Por isso Assis havia convocado para o próximo sábado, na Mealhada, um almoço de militantes que se opõem a um Governo de "frente de esquerda". No entanto, o secretário-geral socialista trocou-lhe as voltas e marcou a Comissão Nacional para o mesmo dia. Entretanto, Assis já antecipou o encontro para esta sexta-feira, 6 de Novembro.

O eurodeputado socialista desvalorizou, no entanto, a sua posição dentro do partido, salientando que até tinha sido convidadopara a Comissão Política do Partido Socialista. Questionado sobre a possibilidade de não ser ouvido, Assis ressalvou que "é sempre um risco que corremos na vida política", acrescentando que "temos de combater pelas nossas convicções". "Nenhum político pode ter medo da solidão", afirmou. Nesse sentido, Assis revela ter aceitado o convite endereçado por António Costa e garante que "estarei presente na Comissão Política e apresentarei a minha leitura daquilo que foi o resultado das eleições".

"As nossas divergências são muito, muito profundas. O argumento que tem sido utilizado é que nos vamos concentrar nas convergências". No entanto, o eurodeputado destaca que as divergências e as diferenças não podem ser ignoradas.

Como tal, Francisco Assis sustenta que "o papel de charneira" adquirido pelo PS após as legislativas deveria servir para o partido "estar disponível para exercer uma oposição exigente e responsável", capaz de "avaliar as diferentes circunstâncias". 
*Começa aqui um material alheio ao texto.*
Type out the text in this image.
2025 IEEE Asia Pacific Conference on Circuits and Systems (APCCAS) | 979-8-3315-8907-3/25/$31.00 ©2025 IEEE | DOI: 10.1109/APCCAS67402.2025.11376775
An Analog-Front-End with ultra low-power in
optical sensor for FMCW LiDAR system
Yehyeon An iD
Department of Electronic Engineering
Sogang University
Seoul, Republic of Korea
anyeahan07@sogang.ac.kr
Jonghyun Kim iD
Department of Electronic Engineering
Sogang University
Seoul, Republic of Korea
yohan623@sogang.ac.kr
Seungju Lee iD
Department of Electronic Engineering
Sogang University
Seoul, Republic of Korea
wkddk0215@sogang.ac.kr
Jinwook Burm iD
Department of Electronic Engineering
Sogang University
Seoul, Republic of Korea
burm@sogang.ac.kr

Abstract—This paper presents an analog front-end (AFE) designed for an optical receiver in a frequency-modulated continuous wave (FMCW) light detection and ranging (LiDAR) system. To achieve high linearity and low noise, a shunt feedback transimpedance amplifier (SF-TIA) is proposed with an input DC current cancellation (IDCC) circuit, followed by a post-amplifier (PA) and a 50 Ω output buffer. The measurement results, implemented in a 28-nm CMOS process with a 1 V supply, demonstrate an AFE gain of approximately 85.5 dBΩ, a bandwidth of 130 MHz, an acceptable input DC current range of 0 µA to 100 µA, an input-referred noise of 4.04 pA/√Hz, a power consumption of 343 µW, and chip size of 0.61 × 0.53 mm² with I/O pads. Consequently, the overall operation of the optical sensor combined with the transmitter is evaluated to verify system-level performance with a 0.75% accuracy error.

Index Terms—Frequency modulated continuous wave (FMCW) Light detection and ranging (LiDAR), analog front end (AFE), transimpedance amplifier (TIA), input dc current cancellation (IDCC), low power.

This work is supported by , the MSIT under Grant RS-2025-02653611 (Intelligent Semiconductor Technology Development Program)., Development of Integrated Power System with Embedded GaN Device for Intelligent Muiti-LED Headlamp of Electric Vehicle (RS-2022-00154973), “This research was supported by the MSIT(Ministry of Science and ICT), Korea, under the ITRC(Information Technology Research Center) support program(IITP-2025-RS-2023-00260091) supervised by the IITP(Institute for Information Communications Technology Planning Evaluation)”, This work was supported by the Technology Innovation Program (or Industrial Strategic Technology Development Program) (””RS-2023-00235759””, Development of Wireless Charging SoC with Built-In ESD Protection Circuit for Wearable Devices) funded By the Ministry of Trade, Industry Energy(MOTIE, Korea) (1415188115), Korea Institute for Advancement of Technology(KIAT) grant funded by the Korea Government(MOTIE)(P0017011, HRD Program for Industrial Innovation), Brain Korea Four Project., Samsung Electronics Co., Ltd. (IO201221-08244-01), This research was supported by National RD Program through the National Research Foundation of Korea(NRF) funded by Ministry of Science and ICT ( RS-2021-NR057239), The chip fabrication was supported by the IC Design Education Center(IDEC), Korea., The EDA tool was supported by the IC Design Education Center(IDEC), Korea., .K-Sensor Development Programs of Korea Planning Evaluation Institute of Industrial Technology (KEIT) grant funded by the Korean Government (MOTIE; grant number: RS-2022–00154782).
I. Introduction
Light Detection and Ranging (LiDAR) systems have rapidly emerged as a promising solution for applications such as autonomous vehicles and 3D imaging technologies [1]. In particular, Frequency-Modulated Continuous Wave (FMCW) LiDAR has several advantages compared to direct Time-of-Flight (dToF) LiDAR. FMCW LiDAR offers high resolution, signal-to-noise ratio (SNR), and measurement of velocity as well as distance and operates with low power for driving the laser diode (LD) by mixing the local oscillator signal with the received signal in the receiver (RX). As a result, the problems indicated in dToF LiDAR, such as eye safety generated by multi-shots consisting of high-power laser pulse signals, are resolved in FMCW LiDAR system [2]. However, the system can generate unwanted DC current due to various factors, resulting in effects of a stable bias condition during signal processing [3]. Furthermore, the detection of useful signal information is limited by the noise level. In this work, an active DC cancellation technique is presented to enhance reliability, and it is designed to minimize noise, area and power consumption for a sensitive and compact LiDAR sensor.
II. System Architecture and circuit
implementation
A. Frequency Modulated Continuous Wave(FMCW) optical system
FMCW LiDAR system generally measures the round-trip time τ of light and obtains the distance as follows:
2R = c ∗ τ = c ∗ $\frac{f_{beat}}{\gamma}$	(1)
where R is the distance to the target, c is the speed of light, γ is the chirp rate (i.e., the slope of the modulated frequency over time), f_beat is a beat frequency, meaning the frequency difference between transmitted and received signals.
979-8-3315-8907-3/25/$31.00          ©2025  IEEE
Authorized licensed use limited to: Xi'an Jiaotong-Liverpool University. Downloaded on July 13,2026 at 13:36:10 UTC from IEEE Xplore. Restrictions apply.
Assis não pretende estimular dissidências

No entanto, apesar de Francisco Assis manter uma "convicção profunda" de que o caminho seguido pela actual liderança socialista é "errado", o eurodeputado defende que o PS detém "órgãos legitimamente constituídos" cujas decisões que "venham a ser tomadas devem ser acatadas". 

Por outras palavras, Assis defende o respeito da disciplina de voto e opõe-se à possibilidade de haver deputados do PS que votem o programa do Governo, que começará a ser discutido no início da próxima semana, e as moções de rejeição prometidas diferentemente daquela que for a orientação da direcção do partido. 

"O princípio da disciplina de voto tem de se verificar. Ele é fundamental para garantir a governabilidade do país", afirmou para depois acrescentar que "os deputados, sem qualquer excepção, estão vinculados a essa decisão".

O antigo candidato à liderança do partido quis deixar "clara" a sua posição quanto àquilo que considera ser a melhor opção para o PS e também para o país. Mas Assis não vislumbra cenários apocalípticos decorrentes da eventual concretização de um acordo que permita a constituição de um Executivo socialista apoiado pelas forças políticas mais à esquerda. 

"Não alinho neste discurso de que vem aí uma ameaça autoritária. O Bloco de Esquerda e o PCP são partidos perfeitamente integrados na nossa vida democrática", afiançou. Francisco Assis realçou ainda que o propalado "acordo à esquerda" é "errado mas não perigoso".